5

I recently made a federated module host that is federating the Header and the Footer of a site. Everything works as expected, but I am trying to build in some fallbacks if the request to the federated host fails.

new ModuleFederationPlugin({
      name: 'app',
      remotes: {
        app2: 'app2@https:/example.com/remoteEntry.js',
        
      },
      shared: { react: { singleton: true, eager: true }, 'react-dom': { singleton: true, eager: true } },
    }),

If I block the request to https:/example.com/remoteEntry.js I get a the webpack error below.
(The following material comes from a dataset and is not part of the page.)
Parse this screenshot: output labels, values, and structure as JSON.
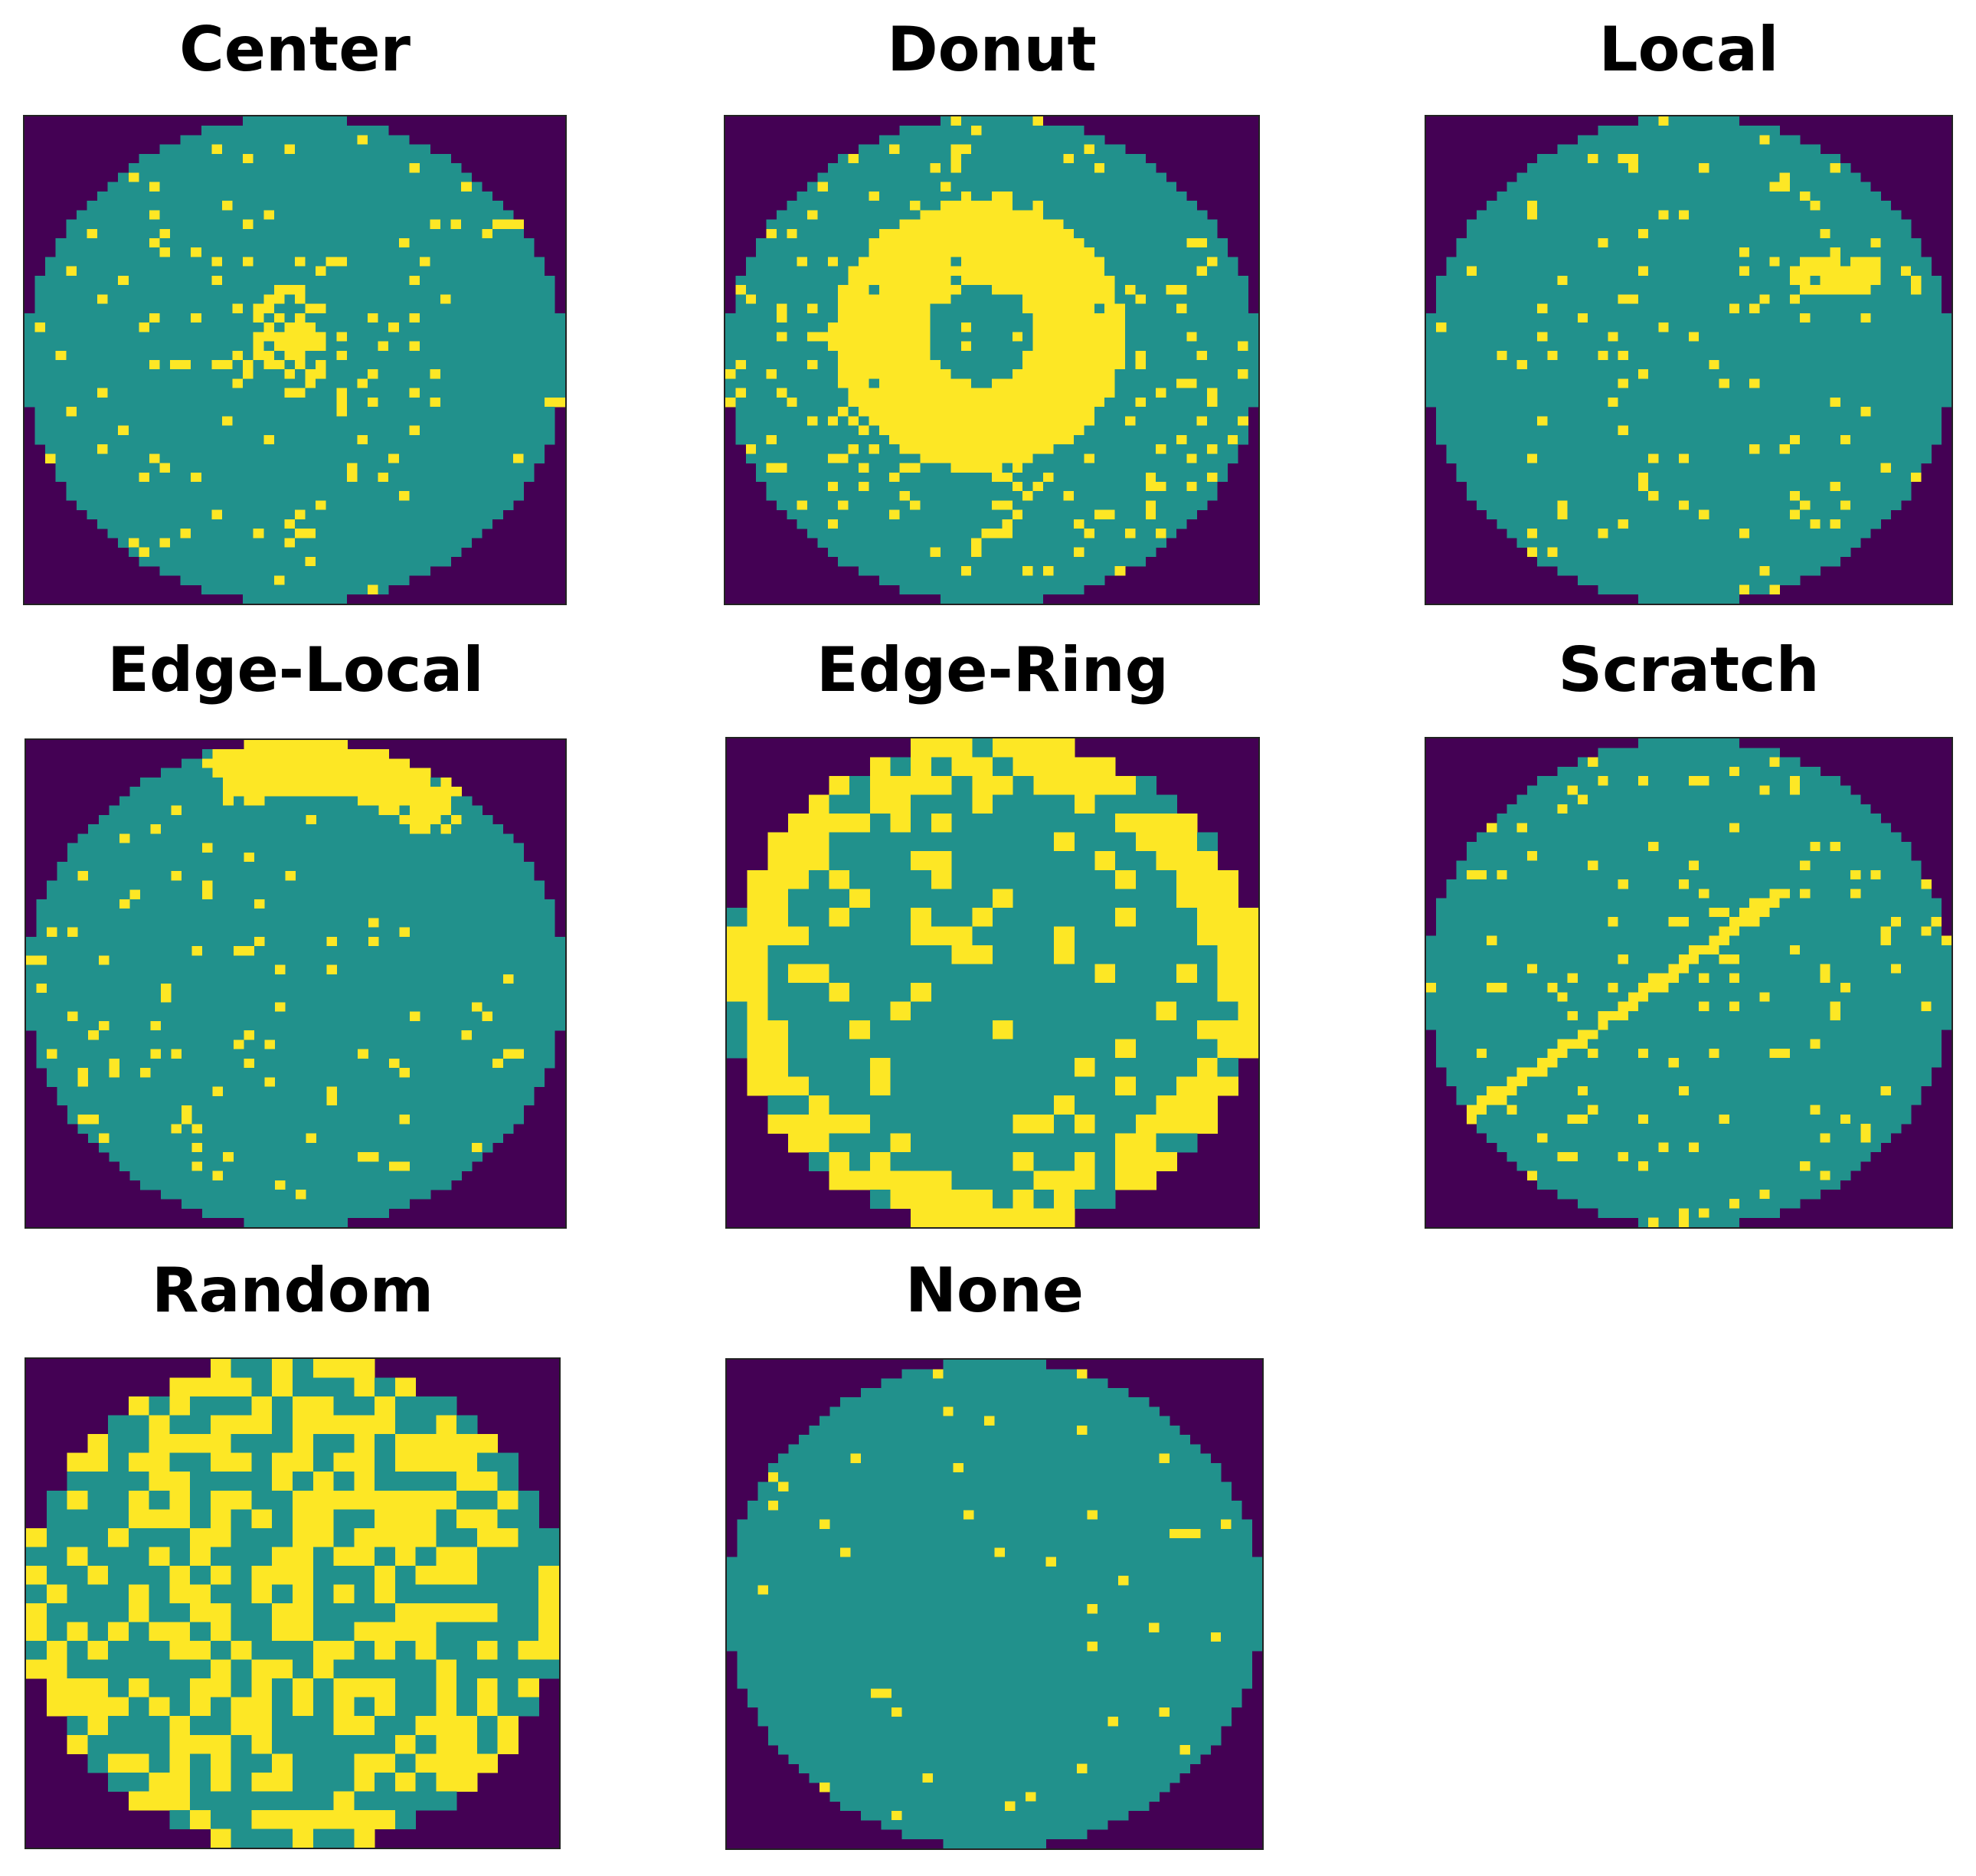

Ideally I would like to load a basic fallback header or just no header than the page completely dying

(error: https://example.com/remoteEntry.js1)
while loading "./Footer" from webpack/container/reference/app2

2 Answers2

5

I know it's a bit late, but I developed this solution, and possibly it can help someone else with Webpack@5 and Module Federation. It's also based on Dynamic Remotes.
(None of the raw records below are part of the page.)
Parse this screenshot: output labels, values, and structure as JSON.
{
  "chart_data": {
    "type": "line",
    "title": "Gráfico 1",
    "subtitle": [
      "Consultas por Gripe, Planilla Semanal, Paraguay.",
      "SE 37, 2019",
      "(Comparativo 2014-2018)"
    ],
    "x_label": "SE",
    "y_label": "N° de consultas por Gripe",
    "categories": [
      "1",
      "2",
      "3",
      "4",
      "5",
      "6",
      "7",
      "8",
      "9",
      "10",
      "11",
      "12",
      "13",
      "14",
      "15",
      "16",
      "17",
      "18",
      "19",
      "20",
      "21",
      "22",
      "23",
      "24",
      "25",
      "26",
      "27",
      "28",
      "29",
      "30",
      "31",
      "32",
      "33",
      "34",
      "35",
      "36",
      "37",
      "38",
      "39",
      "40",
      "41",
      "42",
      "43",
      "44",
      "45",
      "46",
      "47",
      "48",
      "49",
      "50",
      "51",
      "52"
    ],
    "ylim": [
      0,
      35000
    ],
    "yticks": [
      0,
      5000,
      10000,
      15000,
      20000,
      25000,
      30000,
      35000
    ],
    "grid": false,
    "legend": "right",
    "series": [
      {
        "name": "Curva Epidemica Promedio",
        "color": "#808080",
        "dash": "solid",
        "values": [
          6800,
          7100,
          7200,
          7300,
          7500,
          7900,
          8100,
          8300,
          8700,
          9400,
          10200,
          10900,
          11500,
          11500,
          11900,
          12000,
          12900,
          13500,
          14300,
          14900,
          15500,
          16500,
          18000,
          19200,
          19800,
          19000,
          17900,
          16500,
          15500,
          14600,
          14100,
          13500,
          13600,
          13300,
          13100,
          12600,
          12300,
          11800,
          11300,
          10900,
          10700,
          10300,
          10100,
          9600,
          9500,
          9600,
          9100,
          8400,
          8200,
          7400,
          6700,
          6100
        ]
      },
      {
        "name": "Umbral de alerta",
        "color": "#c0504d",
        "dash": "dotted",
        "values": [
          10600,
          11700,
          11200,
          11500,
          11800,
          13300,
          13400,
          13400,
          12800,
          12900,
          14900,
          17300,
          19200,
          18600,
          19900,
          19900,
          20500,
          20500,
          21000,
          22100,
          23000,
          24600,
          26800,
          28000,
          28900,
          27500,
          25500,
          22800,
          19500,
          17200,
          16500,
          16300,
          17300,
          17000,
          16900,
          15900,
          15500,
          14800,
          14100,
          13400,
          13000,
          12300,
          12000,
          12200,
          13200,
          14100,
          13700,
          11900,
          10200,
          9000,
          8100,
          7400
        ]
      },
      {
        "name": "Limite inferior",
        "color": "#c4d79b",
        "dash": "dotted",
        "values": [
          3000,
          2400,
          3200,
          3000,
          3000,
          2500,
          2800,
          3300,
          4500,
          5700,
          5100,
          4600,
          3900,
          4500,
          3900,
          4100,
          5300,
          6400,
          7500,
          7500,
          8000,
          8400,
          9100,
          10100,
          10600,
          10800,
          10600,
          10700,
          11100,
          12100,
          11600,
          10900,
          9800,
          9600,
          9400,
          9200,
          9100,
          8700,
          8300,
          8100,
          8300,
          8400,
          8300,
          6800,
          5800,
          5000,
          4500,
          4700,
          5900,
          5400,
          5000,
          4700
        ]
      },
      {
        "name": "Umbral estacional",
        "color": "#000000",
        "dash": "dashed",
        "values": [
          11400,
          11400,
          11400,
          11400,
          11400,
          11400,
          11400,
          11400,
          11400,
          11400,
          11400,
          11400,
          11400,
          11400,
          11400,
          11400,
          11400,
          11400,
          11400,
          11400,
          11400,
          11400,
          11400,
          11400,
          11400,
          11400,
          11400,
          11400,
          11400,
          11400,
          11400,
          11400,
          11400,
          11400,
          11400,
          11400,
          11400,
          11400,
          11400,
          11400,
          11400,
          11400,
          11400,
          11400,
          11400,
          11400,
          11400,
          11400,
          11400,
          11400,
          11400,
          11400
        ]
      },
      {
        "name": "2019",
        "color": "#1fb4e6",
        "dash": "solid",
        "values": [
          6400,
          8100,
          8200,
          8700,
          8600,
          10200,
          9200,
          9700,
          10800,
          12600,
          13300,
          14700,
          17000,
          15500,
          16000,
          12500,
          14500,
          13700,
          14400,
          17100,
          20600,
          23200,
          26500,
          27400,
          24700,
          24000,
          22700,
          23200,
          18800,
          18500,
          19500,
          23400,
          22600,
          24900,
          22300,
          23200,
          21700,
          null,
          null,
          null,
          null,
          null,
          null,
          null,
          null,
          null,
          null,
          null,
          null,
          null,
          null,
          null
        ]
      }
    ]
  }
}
https://webpack.js.org/concepts/module-federation/#promise-based-dynamic-remotes

new ModuleFederationPlugin({
      name: "app",
      remotes: {
        app2: `promise new Promise(resolve => {
          // This part depends on how you plan on hosting and versioning your federated modules
          const remoteUrlWithVersion = 'https:/example.com/remoteEntry.js'
          const script = document.createElement('script')
          script.src = remoteUrlWithVersion

          script.onload = () => {
            // the injected script has loaded and is available on window
            // we can now resolve this Promise
            const proxy = {
              get: (request) => {
                // Note the name of the module
                return window.app2.get(request);
              },
              init: (arg) => {
                try {
                  // Note the name of the module
                  return window.app2.init(arg)
                } catch(e) {
                  console.log('remote container already initialized')
                }
              }
            }
            resolve(proxy)
          }
          script.onerror = (error) => {
            console.error('error loading remote container')
            const proxy = {
              get: (request) => {
                // If the service is down it will render this content
                return Promise.resolve(() => () => "I'm dead");
              },
              init: (arg) => {
                return;
              }
            }
            resolve(proxy)
          }
          // inject this script with the src set to the versioned remoteEntry.js
          document.head.appendChild(script);
        })
        `
      },
      exposes: {},
      shared: {
        ...deps,
        react: {
          singleton: true,
          eager: true,
          requiredVersion: deps.react,
        },
        "react-dom": {
          singleton: true,
          eager: true,
          requiredVersion: deps["react-dom"],
        },
      },
    }),
1

I found a decision.

Checkout this article https://habr.com/ru/post/554682/ - the article is in Russian, but you can use a translator.

Pay attention to the hook - useDynamicScript and handlers onload and onerror

The point is to independently check whether it is available remoteEntry.js from remote host. If remoteEntry.js is not available, do not download the remote component, otherwise try to download. The probability that the component will load in this case is very high.

But if when loading remoteEntry.js an error will occur, we will process it, and the error will not be thrown to the console.